KETIK, TULUNGAGUNG – Di tengah suksesnya penyelenggaraan Festival Langen Beksan Tulungagung yang digelar pada 10 November 2025 di GOR Lembu Peteng, terselip sebuah ironi yang tak bisa ditutup dengan senyum tari.
Lima penyaji terbaik non-ranking dijanjikan dari salah satu anggota DPRD Provinsi Jawa Timur yang hadir di acara tersebut, hadiah berupa seperangkat gamelan.
Dalam pendengaran yang kami tangkap saat itu, tidak hanya lima itu saja melainkan semua group Sanggar seni, sebanyak duabelas group yang terdaftar mengikuti Festival Langen Beksan. Namun, janji itu ternyata bukan hadiah, melainkan harapan yang masih harus ditulis ulang dalam bentuk proposal.
Festival yang semestinya menjadi panggung penghormatan bagi para seniman tradisi justru menyisakan tanda tanya besar: apakah penghargaan budaya kini harus dibayar dengan birokrasi?
Hadiah atau Harapan ?
Ketentuan festival telah ditegaskan:
- Gending wajib bertema “Tulungagung Kota Pariwisata – Tulungagung Kondang”
- Peserta membawa surat keterangan dari desa dan fotokopi KTP
- Pendaftaran ditutup 8 November 2025
- Jumlah peserta 20 orang (10 pasangan pria dan wanita)
- Peserta wajib menyertakan nomor induk organisasi yang aktif minimal satu tahun
Namun, investigasi dari media menemukan bahwa para pemenang justru diminta mengajukan proposal untuk mendapatkan hadiah gamelan yang baru akan direalisasikan tahun 2026.
Prosedur yang mengaburkan makna “penghargaan langsung”.
Kondisi ini menimbulkan reaksi dari pegian seni budaya di Tulungagung.
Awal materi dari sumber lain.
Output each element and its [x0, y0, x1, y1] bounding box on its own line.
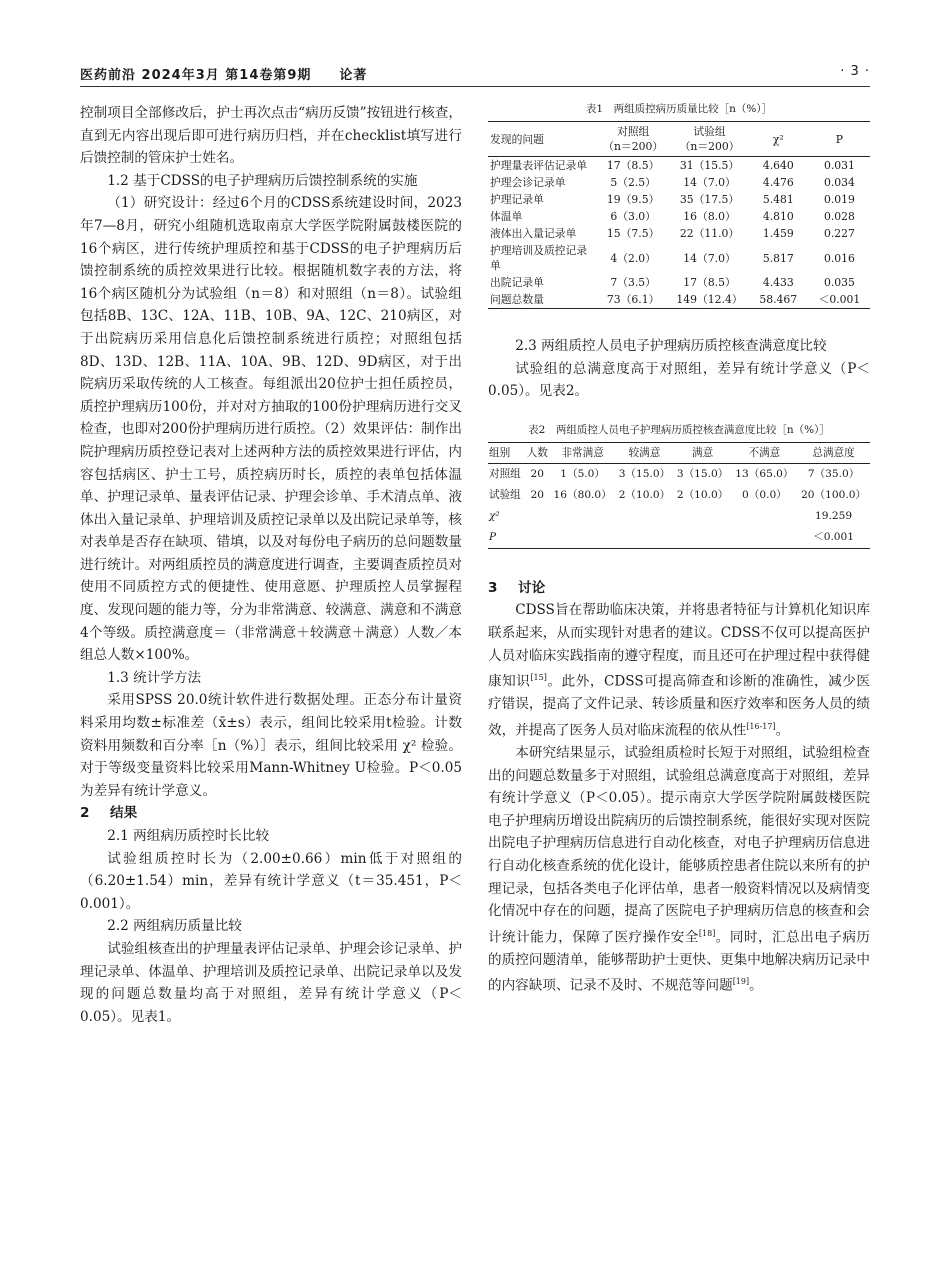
t2-header-satisfied: 满意 [674, 442, 732, 463]
table-row [488, 157, 870, 175]
section-3-number: 3 [488, 579, 498, 596]
t2-header-group: 组别 [488, 442, 525, 463]
section-2-1-body: 试验组质控时长为（2.00±0.66）min低于对照组的（6.20±1.54）min，差异有统计学意义（t＝35.451，P＜0.001）。 [80, 850, 462, 912]
t2-p-label: P [489, 530, 497, 543]
t2-header-very: 非常满意 [550, 442, 615, 463]
t2-r1-group: 试验组 [489, 488, 521, 501]
discussion-p2-text: 本研究结果显示，试验组质检时长短于对照组，试验组检查出的问题总数量多于对照组，试验组总满意度高于对照组，差异有统计学意义（P＜0.05）。提示南京大学医学院附属鼓楼医院电子护理病历增设出院病历的后馈控制系统，能很好实现对医院出院电子护理病历信息进行自动化核查，对电子护理病历信息进行自动化核查系统的优化设计，能够质控患者住院以来所有的护理记录，包括各类电子化评估单，患者一般资料情况以及病情变化情况中存在的问题，提高了医院电子护理病历信息的核查和会计统计能力，保障了医疗操作安全 [488, 745, 870, 946]
t1-row-control: 73（6.1） [606, 293, 660, 306]
left-column [80, 102, 462, 1028]
t1-row-test: 14（7.0） [683, 251, 736, 265]
t1-row-control: 19（9.5） [606, 193, 660, 206]
t2-header-total: 总满意度 [797, 442, 870, 463]
t2-r0-n: 20 [530, 467, 545, 480]
t1-row-control: 17（8.5） [606, 159, 660, 172]
t1-row-control: 6（3.0） [610, 210, 656, 223]
table-row [488, 463, 870, 485]
section-2-1-title: 2.1 两组病历质控时长比较 [107, 828, 270, 844]
t2-r0-a: 1（5.0） [560, 467, 606, 480]
t1-row-test: 16（8.0） [683, 210, 736, 223]
t2-header-fairly: 较满意 [615, 442, 673, 463]
t2-r0-c: 3（15.0） [676, 467, 729, 480]
section-1-3-title: 1.3 统计学方法 [107, 669, 202, 686]
t2-chi-value: 19.259 [815, 509, 853, 522]
t2-r1-e: 20（100.0） [801, 488, 867, 501]
t2-r0-b: 3（15.0） [618, 467, 671, 480]
ref-15: [15] [530, 673, 547, 683]
t1-row-name: 体温单 [490, 210, 523, 223]
t1-row-test: 14（7.0） [683, 176, 736, 189]
t1-row-name: 问题总数量 [490, 293, 544, 306]
discussion-paragraph-1 [488, 599, 870, 742]
t1-header-test-n: （n＝200） [679, 140, 740, 153]
t1-row-test: 149（12.4） [676, 293, 743, 306]
page-number: · 3 · [840, 64, 870, 79]
t1-row-p: 0.227 [823, 227, 855, 240]
t2-header-count: 人数 [525, 442, 550, 463]
table-row [488, 291, 870, 309]
t1-row-chi: 4.433 [762, 276, 794, 289]
t1-row-chi: 5.817 [762, 251, 794, 265]
t2-p-value: ＜0.001 [813, 530, 855, 543]
t1-row-chi: 5.481 [762, 193, 794, 206]
section-1-2-title: 1.2 基于CDSS的电子护理病历后馈控制系统的实施 [107, 172, 418, 189]
paragraph-continued: 控制项目全部修改后，护士再次点击“病历反馈”按钮进行核查，直到无内容出现后即可进行病历归档，并在checklist填写进行后馈控制的管床护士姓名。 [80, 105, 462, 167]
t2-header-unsatisfied: 不满意 [732, 442, 797, 463]
ref-19: [19] [732, 977, 750, 987]
section-2-3-title: 2.3 两组质控人员电子护理病历质控核查满意度比较 [515, 338, 827, 354]
section-2-2-title: 2.2 两组病历质量比较 [107, 918, 242, 935]
discussion-p2-text-b: 。同时，汇总出电子病历的质控问题清单，能够帮助护士更快、更集中地解决病历记录中的内容缺项、记录不及时、不规范等问题 [488, 929, 871, 994]
table-row [488, 191, 870, 208]
t1-row-test: 22（11.0） [679, 227, 740, 240]
t1-body [488, 157, 870, 309]
t1-header-problem: 发现的问题 [488, 122, 595, 157]
discussion-p2-text-c: 。 [749, 978, 763, 994]
section-2-heading [80, 802, 462, 825]
table-2-caption: 表2 两组质控人员电子护理病历质控核查满意度比较［n（%）］ [528, 423, 830, 436]
t1-row-control: 4（2.0） [610, 251, 656, 265]
table-row [488, 485, 870, 506]
t2-r1-n: 20 [530, 488, 545, 501]
right-column [488, 102, 870, 998]
t1-row-name: 液体出入量记录单 [490, 227, 577, 240]
t1-row-p: 0.019 [823, 193, 855, 206]
table-row [488, 274, 870, 291]
t2-r1-c: 2（10.0） [676, 488, 729, 501]
t1-header-test [671, 122, 747, 157]
discussion-paragraph-2 [488, 742, 870, 998]
t1-row-chi: 1.459 [762, 227, 794, 240]
t1-header-control [595, 122, 671, 157]
ref-16-17: [16-17] [746, 721, 776, 731]
t1-row-p: 0.028 [823, 210, 855, 223]
table-2 [488, 442, 870, 549]
t2-r0-d: 13（65.0） [735, 467, 794, 480]
section-2-title: 结果 [110, 805, 138, 822]
table-row [488, 506, 870, 527]
section-3-heading [488, 577, 870, 600]
t1-header-control-label: 对照组 [616, 125, 650, 138]
table-1 [488, 121, 870, 309]
t2-r1-b: 2（10.0） [618, 488, 671, 501]
section-2-2-body: 试验组核查出的护理量表评估记录单、护理会诊记录单、护理记录单、体温单、护理培训及质控记录单、出院记录单以及发现的问题总数量均高于对照组，差异有统计学意义（P＜0.05）。见表1。 [80, 940, 462, 1025]
t1-row-test: 35（17.5） [679, 193, 740, 206]
table-1-caption: 表1 两组质控病历质量比较［n（%）］ [585, 103, 773, 115]
ref-18: [18] [698, 928, 716, 938]
discussion-p1-text: CDSS旨在帮助临床决策，并将患者特征与计算机化知识库联系起来，从而实现针对患者的建议。CDSS不仅可以提高医护人员对临床实践指南的遵守程度，而且还可在护理过程中获得健康知识 [488, 602, 870, 690]
t1-row-control: 7（3.5） [610, 276, 656, 289]
t1-row-p: 0.034 [823, 176, 855, 189]
t1-row-control: 15（7.5） [606, 227, 660, 240]
t1-row-test: 17（8.5） [683, 276, 736, 289]
section-3-title: 讨论 [518, 579, 546, 596]
journal-info: 医药前沿 2024年3月 第14卷第9期 论著 [80, 68, 368, 83]
t2-r0-e: 7（35.0） [807, 467, 860, 480]
table-row [488, 242, 870, 274]
t1-row-p: ＜0.001 [818, 293, 861, 306]
table-row [488, 225, 870, 242]
t1-row-p: 0.035 [823, 276, 855, 289]
section-2-number: 2 [80, 805, 90, 822]
t1-row-name: 护理量表评估记录单 [490, 159, 588, 172]
table-row [488, 527, 870, 549]
t1-row-name: 出院记录单 [490, 276, 544, 289]
section-2-3-body: 试验组的总满意度高于对照组，差异有统计学意义（P＜0.05）。见表2。 [488, 360, 870, 400]
t1-row-name: 护理记录单 [490, 193, 544, 206]
t1-row-p: 0.016 [823, 251, 855, 265]
t1-row-chi: 58.467 [759, 293, 798, 306]
t1-row-chi: 4.640 [762, 159, 794, 172]
t1-row-name: 护理会诊记录单 [490, 176, 566, 189]
t2-r0-group: 对照组 [489, 467, 521, 480]
t1-row-p: 0.031 [823, 159, 855, 172]
t1-row-control: 5（2.5） [610, 176, 656, 189]
running-header [80, 62, 870, 87]
t1-header-chi: χ² [748, 122, 809, 157]
t1-header-control-n: （n＝200） [603, 140, 664, 153]
t1-row-test: 31（15.5） [679, 159, 740, 172]
table-row [488, 208, 870, 225]
t2-chi-label: χ² [489, 509, 500, 522]
t1-header-p: P [809, 122, 870, 157]
t1-row-name: 护理培训及质控记录单 [490, 244, 588, 272]
discussion-p1-text-b: 。此外，CDSS可提高筛查和诊断的准确性，减少医疗错误，提高了文件记录、转诊质量和医疗效率和医务人员的绩效，并提高了医务人员对临床流程的依从性 [488, 673, 870, 739]
section-1-2-body: （1）研究设计：经过6个月的CDSS系统建设时间，2023年7—8月，研究小组随机选取南京大学医学院附属鼓楼医院的16个病区，进行传统护理质控和基于CDSS的电子护理病历后馈控制系统的质控效果进行比较。根据随机数字表的方法，将16个病区随机分为试验组（n＝8）和对照组（n＝8）。试验组包括8B、13C、12A、11B、10B、9A、12C、210病区，对于出院病历采用信息化后馈控制系统进行质控；对照组包括8D、13D、12B、11A、10A、9B、12D、9D病区，对于出院病历采取传统的人工核查。每组派出20位护士担任质控员，质控护理病历100份，并对对方抽取的100份护理病历进行交叉检查，也即对200份护理病历进行质控。（2）效果评估：制作出院护理病历质控登记表对上述两种方法的质控效果进行评估，内容包括病区、护士工号，质控病历时长，质控的表单包括体温单、护理记录单、量表评估记录、护理会诊单、手术清点单、液体出入量记录单、护理培训及质控记录单以及出院记录单等，核对表单是否存在缺项、错填，以及对每份电子病历的总问题数量进行统计。对两组质控员的满意度进行调查，主要调查质控员对使用不同质控方式的便捷性、使用意愿、护理质控人员掌握程度、发现问题的能力等，分为非常满意、较满意、满意和不满意4个等级。质控满意度＝（非常满意＋较满意＋满意）人数／本组总人数×100%。 [80, 195, 462, 664]
t1-row-chi: 4.476 [762, 176, 794, 189]
section-1-3-body: 采用SPSS 20.0统计软件进行数据处理。正态分布计量资料采用均数±标准差（x̄±s）表示，组间比较采用t检验。计数资料用频数和百分率［n（%）］表示，组间比较采用 χ² 检验。对于等级变量资料比较采用Mann-Whitney U检验。P＜0.05为差异有统计学意义。 [80, 692, 462, 799]
discussion-p1-text-c: 。 [775, 722, 790, 739]
t2-r1-d: 0（0.0） [742, 488, 787, 501]
t2-r1-a: 16（80.0） [553, 488, 612, 501]
t1-header-test-label: 试验组 [693, 125, 726, 138]
t1-row-chi: 4.810 [762, 210, 794, 223]
table-row [488, 174, 870, 191]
Totok Cakra, tokoh budaya yang dikenal vokal, angkat bicara. Ia meminta agar birokrasi bekerja dengan sungguh-sungguh.
“Jangan sampai bupati terjebak ABS—asal bapak senang. Sebagai pemimpin, ia harus turun langsung melihat realisasi anggaran di lapangan,” tegasnya.
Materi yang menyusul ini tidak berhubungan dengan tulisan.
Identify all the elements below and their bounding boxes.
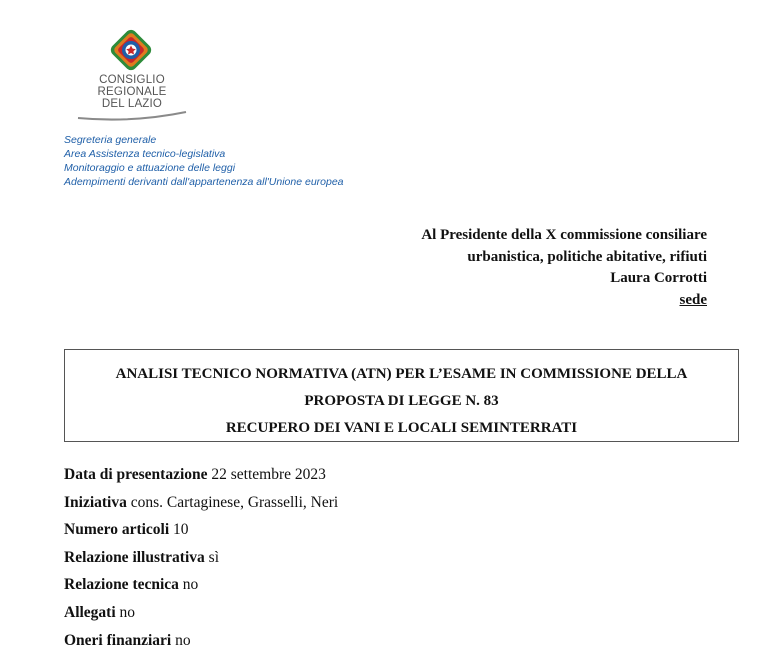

Totok menambahkan bahwa hadiah seharusnya sudah tersedia, bukan menjadi janji yang ditunda dan dibungkus dalam proposal. Menurutnya, penghargaan seni bukanlah proyek pembangunan, melainkan pengakuan atas jiwa dan dedikasi.
Refleksi Tajam: Budaya yang Diperumit
Dalam semangat Suwandi LSM Badak, kita bertanya: apakah birokrasi telah menjadi selimut bagi ketulusan? Apakah penghargaan kini harus melewati lorong-lorong administrasi yang dingin dan tak berjiwa?
Festival Langen Beksan seharusnya menjadi ruang sakral bagi para penari untuk mengekspresikan cinta pada budaya. Namun ketika hadiah berubah menjadi janji yang harus diperjuangkan kembali, kita patut merenung: apakah kita sedang merayakan budaya, atau sekadar memamerkan kemasan?
Suwandi menambahkan bahwa, kalau hadiahnya hanya sekedar disuruh mengajukan proposal hibah gamelan seharusnya di terangkan pada pengumuman pendaftaran, apalagi mengatasnamakan HUT Tulungagung. Kalau hanya pengajuan proposal hibah saja semua kelompok masyarakat boleh mengajukan, dan ini suatu pembodohan publik", Suwandi sambil menikmati secangkir kopi.
Sementara itu, PLT Kepala Dinas kebudayaan dan pariwisata belum bisa dikonfirmasi hingga berita ini di tayangkan ke publik.